一度瞠目し、直ぐに眉を寄せて匂いの強い方へと歩いて行く。
左足はまた鈍い痛みを湛えていたけれど、気にしている余裕はなかった。
匂いの元、書斎らしき部屋の扉は開かれたままで、中に入らずともその様子を目にすることが出来る]
─────!!
[片目に映った光景に僕は絶句した。
広がる紅の中に赤が頽れて、その傍らには別の紅が一輪、転がっている。
あかに彩られたその光景は、凝視して気持ち良いものではない。
僕は匂いに耐えかねて、思わず左手で口と鼻を覆った]
なん っ だよ、 これ…
どう言うことなんだよ。
これが、『ゲーム』?
冗談じゃない…!
[命がけの『ゲーム』。
その幕が開けたと、刻み込まれたナニカが言う。
『ゲーム』のルールは否が応でも理解していたけれど、感情はそれについていかない]
しかも 何で、
なんで、 笑ってるんだよ…!!
[喰らわれたのに、生きていた頃と同じ美しい笑みを湛えるアナスタシア。
変わらぬ妖艶さが逆に背筋を寒くさせ、僕は扉近くから一歩、拒絶するように後ろへと下がった]
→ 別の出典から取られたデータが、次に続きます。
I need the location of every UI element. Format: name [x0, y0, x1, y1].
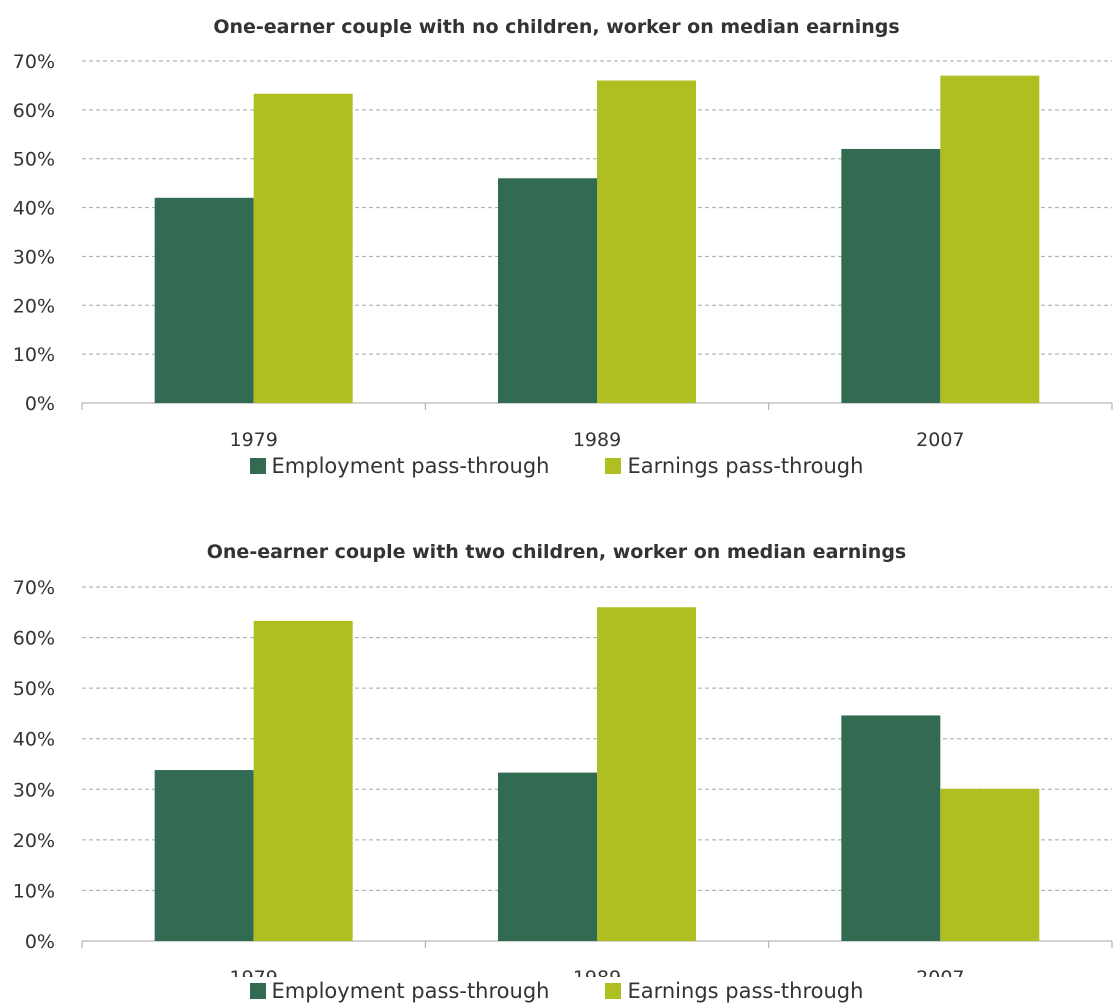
legend: Employment pass-through Earnings pass-th…	[0, 454, 1113, 478]
bar-employment	[498, 772, 597, 941]
y-tick-label: 10%	[13, 344, 55, 366]
x-tick-label: 1989	[573, 429, 621, 450]
legend-swatch-employment	[249, 983, 266, 999]
chart-panel-no-children: One-earner couple with no children, work…	[0, 0, 1113, 500]
legend: Employment pass-through Earnings pass-th…	[0, 979, 1113, 1003]
bar-earnings	[253, 93, 353, 403]
bar-employment	[841, 715, 941, 941]
legend-swatch-employment	[249, 458, 266, 474]
bar-earnings	[597, 607, 696, 941]
legend-item-employment: Employment pass-through	[249, 979, 550, 1003]
bar-employment	[841, 148, 941, 403]
legend-swatch-earnings	[605, 458, 622, 474]
x-tick-label: 1979	[229, 429, 277, 450]
y-tick-label: 40%	[13, 198, 55, 220]
bar-chart-plot: 0% 10% 20% 30% 40% 50% 60% 70% 1979 1989 2007	[13, 51, 1113, 450]
chart-title: One-earner couple with two children, wor…	[206, 541, 907, 563]
y-tick-label: 20%	[13, 295, 55, 317]
y-tick-label: 40%	[13, 729, 55, 751]
chart-panel-two-children: One-earner couple with two children, wor…	[0, 527, 1113, 1004]
chart-title: One-earner couple with no children, work…	[213, 16, 900, 38]
bar-earnings	[253, 620, 353, 941]
bar-employment	[154, 770, 254, 941]
y-tick-label: 30%	[13, 246, 55, 268]
y-tick-label: 0%	[25, 931, 55, 953]
y-tick-label: 0%	[25, 393, 55, 415]
y-tick-label: 20%	[13, 830, 55, 852]
bar-earnings	[940, 75, 1040, 404]
x-tick-label: 1979	[229, 967, 277, 977]
y-tick-label: 60%	[13, 628, 55, 650]
legend-label: Earnings pass-through	[627, 979, 864, 1003]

[独りきりになった部屋、男は今も仰向けのままベッドで横たわっている。
右手を外し、左目を細く開くも、何も見えはせず。
ただあの青だけが焼きついている。]
……うぇ……くそったれが……。
なんだってんだ……獲物、って……。
[ゲームの始まりを告げられた時と同じ、不可解な理解。
苛立たしさに男は、左手を握り締め、振り上げて、ベッドへと振り下ろす。
けどもその口元には僅かな笑みが浮かんでいる。
それは、普段の狩の際に獲物を見つけた時とまったく同じもので。